Gelet op het voorgaande zijn appellanten van mening dat zij zich ten tijde van de schuldsaneringsregeling, lopende vanaf 20 september 2020 tot en met 20 september 2023, hebben gehouden aan hun verplichtingen. Appellanten verzoeken het hof dan ook het bestreden vonnis te vernietigen en hun alsnog de schone lei toe te kennen.

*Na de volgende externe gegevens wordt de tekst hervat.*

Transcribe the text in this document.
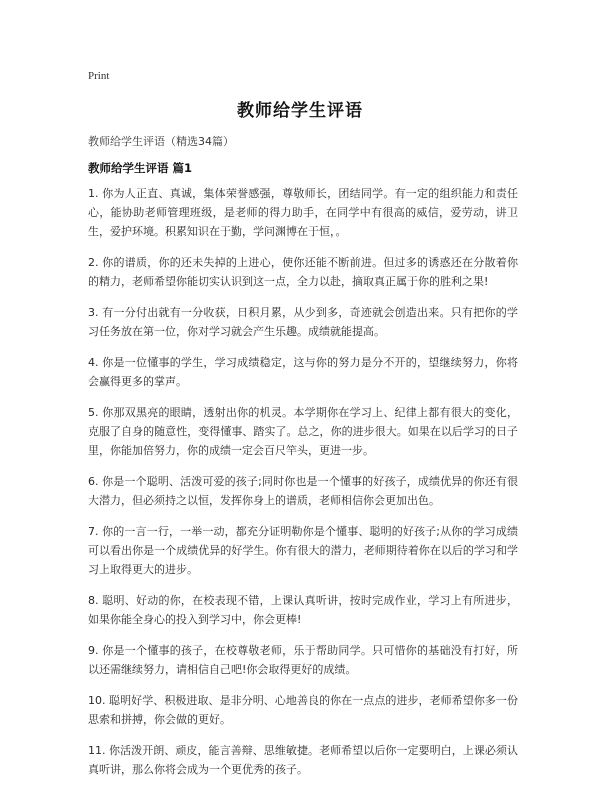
Print
教师给学生评语
教师给学生评语（精选34篇）
教师给学生评语 篇1

1. 你为人正直、真诚，集体荣誉感强，尊敬师长，团结同学。有一定的组织能力和责任心，能协助老师管理班级，是老师的得力助手，在同学中有很高的威信，爱劳动，讲卫生，爱护环境。积累知识在于勤，学问渊博在于恒，。

2. 你的谱质，你的还未失掉的上进心，使你还能不断前进。但过多的诱惑还在分散着你的精力，老师希望你能切实认识到这一点，全力以赴，摘取真正属于你的胜利之果!

3. 有一分付出就有一分收获，日积月累，从少到多，奇迹就会创造出来。只有把你的学习任务放在第一位，你对学习就会产生乐趣。成绩就能提高。

4. 你是一位懂事的学生，学习成绩稳定，这与你的努力是分不开的，望继续努力，你将会赢得更多的掌声。

5. 你那双黑亮的眼睛，透射出你的机灵。本学期你在学习上、纪律上都有很大的变化，克服了自身的随意性，变得懂事、踏实了。总之，你的进步很大。如果在以后学习的日子里，你能加倍努力，你的成绩一定会百尺竿头，更进一步。

6. 你是一个聪明、活泼可爱的孩子;同时你也是一个懂事的好孩子，成绩优异的你还有很大潜力，但必须持之以恒，发挥你身上的谱质，老师相信你会更加出色。

7. 你的一言一行，一举一动，都充分证明勒你是个懂事、聪明的好孩子;从你的学习成绩可以看出你是一个成绩优异的好学生。你有很大的潜力，老师期待着你在以后的学习和学习上取得更大的进步。

8. 聪明、好动的你，在校表现不错，上课认真听讲，按时完成作业，学习上有所进步，如果你能全身心的投入到学习中，你会更棒!

9. 你是一个懂事的孩子，在校尊敬老师，乐于帮助同学。只可惜你的基础没有打好，所以还需继续努力，请相信自己吧!你会取得更好的成绩。

10. 聪明好学、积极进取、是非分明、心地善良的你在一点点的进步，老师希望你多一份思索和拼搏，你会做的更好。

11. 你活泼开朗、顽皮，能言善辩、思维敏捷。老师希望以后你一定要明白，上课必须认真听讲，那么你将会成为一个更优秀的孩子。
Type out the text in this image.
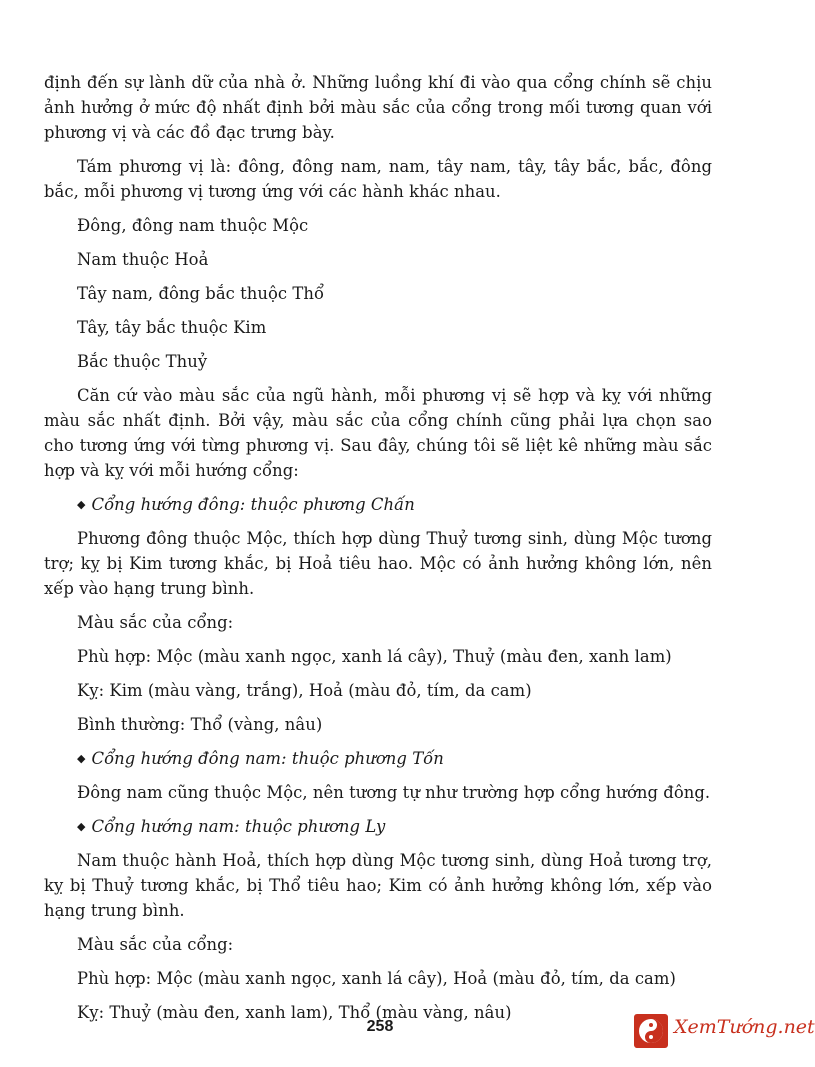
định đến sự lành dữ của nhà ở. Những luồng khí đi vào qua cổng chính sẽ chịu ảnh hưởng ở mức độ nhất định bởi màu sắc của cổng trong mối tương quan với phương vị và các đồ đạc trưng bày.

Tám phương vị là: đông, đông nam, nam, tây nam, tây, tây bắc, bắc, đông bắc, mỗi phương vị tương ứng với các hành khác nhau.

Đông, đông nam thuộc Mộc

Nam thuộc Hoả

Tây nam, đông bắc thuộc Thổ

Tây, tây bắc thuộc Kim

Bắc thuộc Thuỷ

Căn cứ vào màu sắc của ngũ hành, mỗi phương vị sẽ hợp và kỵ với những màu sắc nhất định. Bởi vậy, màu sắc của cổng chính cũng phải lựa chọn sao cho tương ứng với từng phương vị. Sau đây, chúng tôi sẽ liệt kê những màu sắc hợp và kỵ với mỗi hướng cổng:

◆ Cổng hướng đông: thuộc phương Chấn

Phương đông thuộc Mộc, thích hợp dùng Thuỷ tương sinh, dùng Mộc tương trợ; kỵ bị Kim tương khắc, bị Hoả tiêu hao. Mộc có ảnh hưởng không lớn, nên xếp vào hạng trung bình.

Màu sắc của cổng:

Phù hợp: Mộc (màu xanh ngọc, xanh lá cây), Thuỷ (màu đen, xanh lam)

Kỵ: Kim (màu vàng, trắng), Hoả (màu đỏ, tím, da cam)

Bình thường: Thổ (vàng, nâu)

◆ Cổng hướng đông nam: thuộc phương Tốn

Đông nam cũng thuộc Mộc, nên tương tự như trường hợp cổng hướng đông.

◆ Cổng hướng nam: thuộc phương Ly

Nam thuộc hành Hoả, thích hợp dùng Mộc tương sinh, dùng Hoả tương trợ, kỵ bị Thuỷ tương khắc, bị Thổ tiêu hao; Kim có ảnh hưởng không lớn, xếp vào hạng trung bình.

Màu sắc của cổng:

Phù hợp: Mộc (màu xanh ngọc, xanh lá cây), Hoả (màu đỏ, tím, da cam)

Kỵ: Thuỷ (màu đen, xanh lam), Thổ (màu vàng, nâu)

258	XemTướng.net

4. Gelet op de aan het hof overgelegde stukken en het verhandelde ter terechtzitting is het hof van oordeel dat het bestreden vonnis dient te worden bekrachtigd. Sinds de toelating tot de schuldsaneringsregeling zijn appellanten ervan op de hoogte dat de woning verkocht moet worden ten behoeve van de schuldeisers, tenzij zij de overwaarde door kunnen compenseren. Vast staat dat appellanten, ondanks pogingen daartoe, niet in staat zijn gebleken de overwaarde te financieren. Dit was hun in ieder geval al op 10 oktober 2022 duidelijk, zo blijkt uit het proces-verbaal van het verhoor van de rechter-commissaris, waarbij appellanten gemaand zijn met spoed alternatieve woonruimte te zoeken. Hierin zijn appellanten toerekenbaar tekortgeschoten, nu zij zich zijn blijven richten op het behoud van hun woning, terwijl er geen vooruitzicht was om de overwaarde in de boedel te laten vloeien ten behoeve van de schuldeisers. In hoger beroep is gebleken dat appellanten zich nog steeds richten op behoud van de koopwoning en dat zij, ondanks dat zij hiertoe sinds oktober 2022 door de rechter-commissaris met spoed zijn gemaand, nog steeds geen concrete stappen hebben ondernomen om alternatieve woonruimte te vinden. Desgevraagd hebben appellanten ter zitting van het hof ook geen duidelijkheid kunnen geven over de wijze waarop zij op de overwaarde van de woning denken te kunnen financieren zonder de woning te verkopen. Door de overwaarde niet in de boedel te laten vloeien benadelen appellanten hun schuldeisers en zijn zij toerekenbaar tekortgeschoten in de nakoming van de uit de schuldsaneringsregeling voortvloeiende verplichtingen.
Voor zover appellanten hebben betoogd dat deze tekortkoming eerst is vastgesteld door de bekrachtiging door de rechtbank van de beslissing van de rechter-commissaris bij beschikking van 27 september 2023 en dat dit derhalve buiten de termijn van de schuldsaneringsregeling valt, treft dit betoog geen doel. Appellanten hebben het initiële verzoek tot behoud van de woning immers ingetrokken op de zitting van 29 augustus 2023, dus voor het einde van de reguliere looptijd van de schuldsaneringsregeling.
5. Het voorgaande leidt tot de conclusie dat het bestreden vonnis zal worden
bekrachtigd.

De beslissing

Het hof bekrachtigt het vonnis van de rechtbank Rotterdam van 24 oktober 2023.
Dit arrest is gewezen door mrs. M.T. Nijhuis, G.C. de Heer en J.S. Honée en is uitgesproken ter openbare terechtzitting van 30 januari 2024 in aanwezigheid van de griffier.